With all the results in now from a 10,000-ft drill program at the Canuc Resources (TSE) property in the Northwest Territories, Orofino Resources (TSE) is contemplating its next move.

Orofino can earn a 70% interest by spending $5 million over five years but it has yet to decide whether it will do definition drilling in an area where the company pulled 75.76 ft of 0.35 oz gold per ton in hole G-88-3.

Alternatively, when exploration resumes again next June, Orofino could opt to hedge its bets and drill in an area 100 ft further south where the company intersected 1.48 ft of grade 10.80 oz.

It could also examine an area 600 ft northwards along strike on the X vein which is believed to be an extension of a system which produced an 11.32 ft intersection grading 0.21 oz. Reserves on the property stand at 860,000 tons of grade 0.22 oz gold per ton.

“We have to put our thinking caps on and decide what hole G-88-3 means in terms of the surrounding intersections,” said project geologist Francis Mann. Included within the 75 ft intersection was 43 ft of 0.42 oz. It in turn contained 4.7 ft of 2.34 oz.

Located two hours by air from Echo Bay Mines’ (TSE) Lupin gold mine, the Canuc property is situated close to the Arctic Ocean on Coronation Gulf.

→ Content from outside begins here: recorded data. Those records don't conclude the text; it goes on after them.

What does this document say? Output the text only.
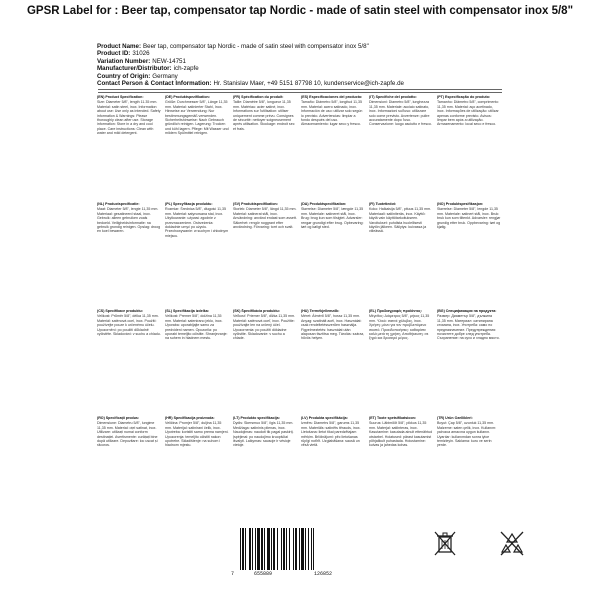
GPSR Label for : Beer tap, compensator tap Nordic - made of satin steel with compensator inox 5/8"
Product Name: Beer tap, compensator tap Nordic - made of satin steel with compensator inox 5/8"
Product ID: 31026
Variation Number: NEW-14751
Manufacturer/Distributor: ich-zapfe
Country of Origin: Germany
Contact Person & Contact Information: Hr. Stanislav Maer, +49 5151 87798 10, kundenservice@ich-zapfe.de
(EN) Product Specification:
Size: Diameter 5/8", length 11.35 mm. Material: satin steel, inox. Information about use: Use only as intended. Safety information & Warnings: Please thoroughly clean after use. Storage information: Store in a dry and cool place. Care instructions: Clean with water and mild detergent.
(DE) Produktspezifikation:
Größe: Durchmesser 5/8", Länge 11,35 mm. Material: satinierter Stahl, Inox. Hinweise zur Verwendung: Nur bestimmungsgemäß verwenden. Sicherheitshinweise: Nach Gebrauch gründlich reinigen. Lagerung: Trocken und kühl lagern. Pflege: Mit Wasser und mildem Spülmittel reinigen.
(FR) Spécification du produit:
Taille: Diamètre 5/8", longueur 11,35 mm. Matériau: acier satiné, inox. Informations sur l'utilisation: utiliser uniquement comme prévu. Consignes de sécurité: nettoyer soigneusement après utilisation. Stockage: endroit sec et frais.
(ES) Especificaciones del producto:
Tamaño: Diámetro 5/8", longitud 11,35 mm. Material: acero satinado, inox. Información de uso: utilizar solo según lo previsto. Advertencias: limpiar a fondo después del uso. Almacenamiento: lugar seco y fresco.
(IT) Specifiche del prodotto:
Dimensioni: Diametro 5/8", lunghezza 11,35 mm. Materiale: acciaio satinato, inox. Informazioni sull'uso: utilizzare solo come previsto. Avvertenze: pulire accuratamente dopo l'uso. Conservazione: luogo asciutto e fresco.
(PT) Especificação do produto:
Tamanho: Diâmetro 5/8", comprimento 11,35 mm. Material: aço acetinado, inox. Informações de utilização: utilizar apenas conforme previsto. Avisos: limpar bem após a utilização. Armazenamento: local seco e fresco.
(NL) Productspecificatie:
Maat: Diameter 5/8", lengte 11,35 mm. Materiaal: gesatineerd staal, inox. Gebruik: alleen gebruiken zoals bedoeld. Veiligheidsinformatie: na gebruik grondig reinigen. Opslag: droog en koel bewaren.
(PL) Specyfikacja produktu:
Rozmiar: Średnica 5/8", długość 11,35 mm. Materiał: satynowana stal, inox. Użytkowanie: używać zgodnie z przeznaczeniem. Ostrzeżenia: dokładnie umyć po użyciu. Przechowywanie: w suchym i chłodnym miejscu.
(SV) Produktspecifikation:
Storlek: Diameter 5/8", längd 11,35 mm. Material: satinerat stål, inox. Användning: använd endast som avsett. Säkerhet: rengör noggrant efter användning. Förvaring: torrt och svalt.
(DA) Produktspecifikation:
Størrelse: Diameter 5/8", længde 11,35 mm. Materiale: satineret stål, inox. Brug: brug kun som tilsigtet. Advarsler: rengør grundigt efter brug. Opbevaring: tørt og køligt sted.
(FI) Tuotetiedot:
Koko: Halkaisija 5/8", pituus 11,35 mm. Materiaali: satiiniteräs, inox. Käyttö: käytä vain käyttötarkoitukseen. Varoitukset: puhdista huolellisesti käytön jälkeen. Säilytys: kuivassa ja viileässä.
(NO) Produktspesifikasjon:
Størrelse: Diameter 5/8", lengde 11,35 mm. Materiale: satinert stål, inox. Bruk: bruk kun som tiltenkt. Advarsler: rengjør grundig etter bruk. Oppbevaring: tørt og kjølig.
(CS) Specifikace produktu:
Velikost: Průměr 5/8", délka 11,35 mm. Materiál: saténová ocel, inox. Použití: používejte pouze k určenému účelu. Upozornění: po použití důkladně vyčistěte. Skladování: v suchu a chladu.
(SL) Specifikacija izdelka:
Velikost: Premer 5/8", dolžina 11,35 mm. Material: satenirano jeklo, inox. Uporaba: uporabljajte samo za predvideni namen. Opozorila: po uporabi temeljito očistite. Shranjevanje: na suhem in hladnem mestu.
(SK) Špecifikácia produktu:
Veľkosť: Priemer 5/8", dĺžka 11,35 mm. Materiál: saténová oceľ, inox. Použitie: používajte len na určený účel. Upozornenia: po použití dôkladne vyčistite. Skladovanie: v suchu a chlade.
(HU) Termékjellemzők:
Méret: Átmérő 5/8", hossz 11,35 mm. Anyag: szatinált acél, inox. Használat: csak rendeltetésszerűen használja. Figyelmeztetés: használat után alaposan tisztítsa meg. Tárolás: száraz, hűvös helyen.
(EL) Προδιαγραφές προϊόντος:
Μέγεθος: Διάμετρος 5/8", μήκος 11,35 mm. Υλικό: σατινέ χάλυβας, inox. Χρήση: μόνο για τον προβλεπόμενο σκοπό. Προειδοποιήσεις: καθαρίστε καλά μετά τη χρήση. Αποθήκευση: σε ξηρό και δροσερό μέρος.
(BG) Спецификация на продукта:
Размер: Диаметър 5/8", дължина 11,35 mm. Материал: сатинирана стомана, inox. Употреба: само по предназначение. Предупреждения: почистете добре след употреба. Съхранение: на сухо и хладно място.
(RO) Specificații produs:
Dimensiune: Diametru 5/8", lungime 11,35 mm. Material: oțel satinat, inox. Utilizare: utilizați numai conform destinației. Avertismente: curățați bine după utilizare. Depozitare: loc uscat și răcoros.
(HR) Specifikacija proizvoda:
Veličina: Promjer 5/8", duljina 11,35 mm. Materijal: satinirani čelik, inox. Upotreba: koristiti samo prema namjeni. Upozorenja: temeljito očistiti nakon upotrebe. Skladištenje: na suhom i hladnom mjestu.
(LT) Produkto specifikacija:
Dydis: Skersmuo 5/8", ilgis 11,35 mm. Medžiaga: satininis plienas, inox. Naudojimas: naudoti tik pagal paskirtį. Įspėjimai: po naudojimo kruopščiai išvalyti. Laikymas: sausoje ir vėsioje vietoje.
(LV) Produkta specifikācija:
Izmērs: Diametrs 5/8", garums 11,35 mm. Materiāls: satinēts tērauds, inox. Lietošana: lietot tikai paredzētajam mērķim. Brīdinājumi: pēc lietošanas rūpīgi notīrīt. Uzglabāšana: sausā un vēsā vietā.
(ET) Toote spetsifikatsioon:
Suurus: Läbimõõt 5/8", pikkus 11,35 mm. Materjal: satiinteras, inox. Kasutamine: kasutada ainult ettenähtud otstarbel. Hoiatused: pärast kasutamist põhjalikult puhastada. Hoiustamine: kuivas ja jahedas kohas.
(TR) Ürün Özellikleri:
Boyut: Çap 5/8", uzunluk 11,35 mm. Malzeme: saten çelik, inox. Kullanım: yalnızca amacına uygun kullanın. Uyarılar: kullanımdan sonra iyice temizleyin. Saklama: kuru ve serin yerde.
7	655889	126852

As a result, Orofino and Dore-Norbaska Resources (TSE), which is helping to finance the current program, have been able to ship in enough fuel to complete another 10,000 ft of drilling.

Since the area between two of the most encouraging drill holes is covered by overburden, the potential may exist for a wide and relatively rich gold deposit, Orofino says.

Nevertheless, the property’s remote location means that grades must be much higher than in more accessible regions like Timmins, Ont., or Val d’Or, Que., to be considered economic.